Managers, motivation, delegation…and the Passover seder

What does the upcoming Jewish holiday of Passover have to do with managers?

As Passover approaches, Jewish community leaders in Boston realized that one of the obstacles to young adults hosting their own seders (the traditional meal and ceremony) was that people just don’t know how to do it. With that one insight, had the idea to create a do-it-yourself kit for celebrating Passover that includes everything from the shopping list through the materials needed to lead a Passover seder on your own.

There are two lesson here for managers about motivation and delegation: 1) hone in on the most significant obstacles that might be keeping your team members from taking more initiative; and 2) offer support with a project’s daunting first steps.

Hone in on the right obstacles: There are lots of potential reasons why young Jewish adults might not be making the holiday on their own including the possibility that they’re just not interested.

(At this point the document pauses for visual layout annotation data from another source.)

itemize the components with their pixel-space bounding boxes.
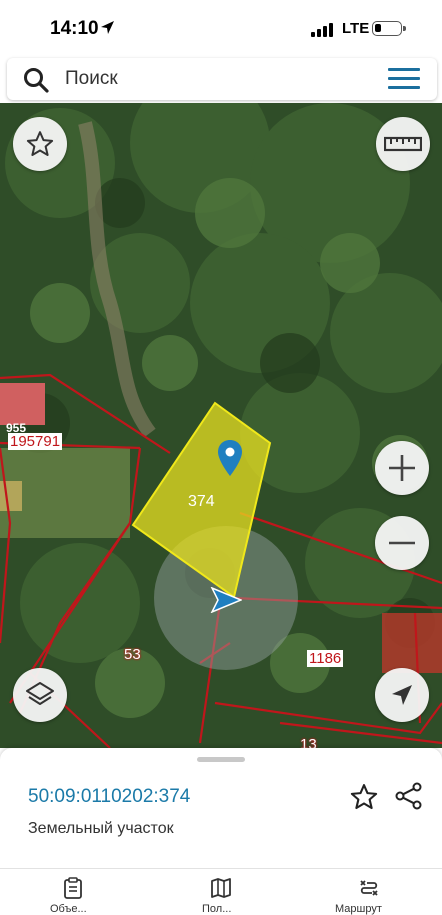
parcel-label-195791: 195791 bbox=[8, 433, 63, 450]
parcel-label-1186: 1186 bbox=[307, 650, 344, 667]
star-icon[interactable] bbox=[349, 782, 379, 812]
search-input[interactable]: Поиск bbox=[65, 68, 118, 90]
nav-label-map: Пол... bbox=[202, 903, 232, 915]
network-type: LTE bbox=[342, 20, 370, 37]
status-time: 14:10 bbox=[50, 18, 99, 39]
my-location-button[interactable] bbox=[375, 668, 429, 722]
clipboard-icon bbox=[64, 877, 82, 899]
bottom-nav: Объе... Пол... Маршрут bbox=[0, 868, 442, 915]
menu-icon[interactable] bbox=[388, 68, 420, 90]
ruler-icon bbox=[384, 136, 422, 152]
search-icon[interactable] bbox=[23, 67, 49, 93]
satellite-imagery bbox=[0, 103, 442, 748]
layers-icon bbox=[26, 682, 54, 705]
share-icon[interactable] bbox=[394, 781, 424, 811]
status-bar: 14:10 LTE bbox=[0, 0, 442, 58]
nav-label-route: Маршрут bbox=[335, 903, 382, 915]
signal-icon bbox=[311, 23, 333, 37]
ruler-button[interactable] bbox=[376, 117, 430, 171]
map-view[interactable]: 955 195791 374 53 1186 13 bbox=[0, 103, 442, 748]
parcel-info-card[interactable]: 50:09:0110202:374 Земельный участок bbox=[0, 748, 442, 868]
object-type: Земельный участок bbox=[28, 820, 174, 837]
navigation-arrow-icon bbox=[392, 685, 412, 705]
route-icon bbox=[360, 880, 378, 896]
search-bar[interactable]: Поиск bbox=[7, 58, 437, 100]
location-arrow-icon bbox=[101, 21, 114, 34]
star-icon bbox=[26, 131, 54, 156]
battery-icon bbox=[372, 21, 406, 36]
zoom-out-button[interactable] bbox=[375, 516, 429, 570]
drag-handle[interactable] bbox=[197, 757, 245, 762]
parcel-label-53: 53 bbox=[124, 646, 141, 663]
zoom-in-icon bbox=[389, 455, 415, 481]
parcel-label-13: 13 bbox=[300, 736, 317, 748]
zoom-out-icon bbox=[389, 541, 415, 545]
nav-label-objects: Объе... bbox=[50, 903, 87, 915]
favorite-button[interactable] bbox=[13, 117, 67, 171]
layers-button[interactable] bbox=[13, 668, 67, 722]
map-pin-icon[interactable] bbox=[217, 439, 243, 477]
map-icon bbox=[211, 878, 231, 898]
user-location-icon bbox=[210, 587, 242, 613]
parcel-label-374: 374 bbox=[188, 493, 215, 510]
cadastral-number[interactable]: 50:09:0110202:374 bbox=[28, 786, 190, 808]
zoom-in-button[interactable] bbox=[375, 441, 429, 495]
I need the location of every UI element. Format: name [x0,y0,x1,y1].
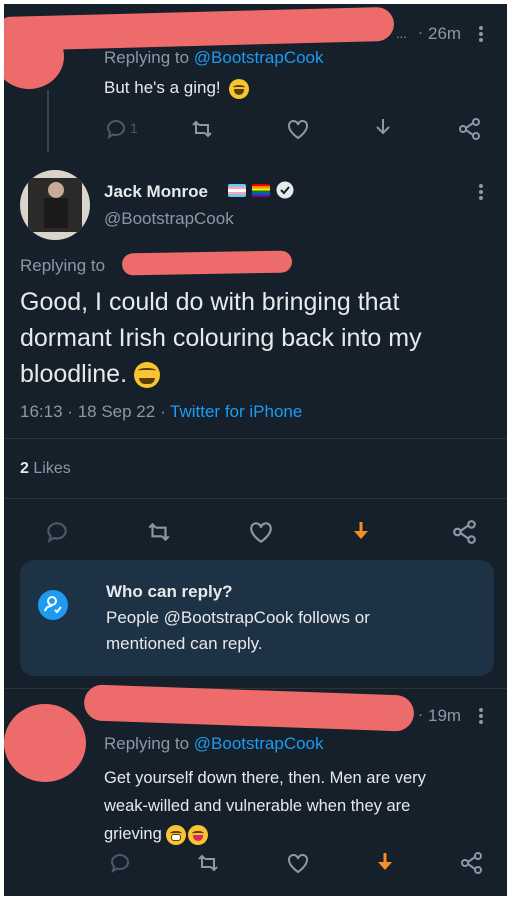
yum-emoji [188,824,209,845]
redaction-bottom-avatar [4,704,86,782]
retweet-icon[interactable] [196,852,220,874]
bottom-ellipsis: ... [398,708,409,723]
share-icon[interactable] [460,852,484,874]
reply-icon[interactable] [104,118,128,140]
bottom-text-line1: Get yourself down there, then. Men are v… [104,769,426,787]
download-arrow-icon[interactable] [372,116,394,140]
share-icon[interactable] [458,118,482,140]
main-tweet-text: Good, I could do with bringing that dorm… [20,284,422,392]
reply-count: 1 [130,120,138,136]
top-replying-prefix: Replying to [104,48,190,67]
bottom-text-line3-row: grieving [104,820,426,848]
likes-label: Likes [33,460,71,477]
flag-icon [252,184,270,197]
main-source[interactable]: Twitter for iPhone [170,402,302,421]
verified-badge-icon [276,181,294,199]
top-replying-line: Replying to @BootstrapCook [104,48,324,68]
download-arrow-icon[interactable] [350,518,372,544]
who-can-reply-line2: mentioned can reply. [106,634,263,653]
redaction-bottom [83,684,415,732]
screenshot-frame: ... · 26m Replying to @BootstrapCook But… [4,4,507,896]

If there’s absolutely no interest, then all the support in the world may not make a difference. But if you focus on helping those people who want to do it but just don’t know how, then you’ve identified a problem for which you can create a solution!

Make the first steps less daunting: Very often team members get stuck at the very beginning of a project — overwhelmed by the complexity of a project or simply because they’ve never done anything like what they’re being asked to do. In the ideal delegation scenario a manager would say, “Now that we’ve discussed the context for the project, confirmed expectations and deadlines, let’s talk about how you might get started…” Or the manager might ask, “This is a large project. How can I help you jumpstart the effort?” ¬†Or, “Given everything we’ve talked about, where do you think you’ll begin to get this project started?”

Good managers remove obstacles and offer support to help team members successfully take initiative.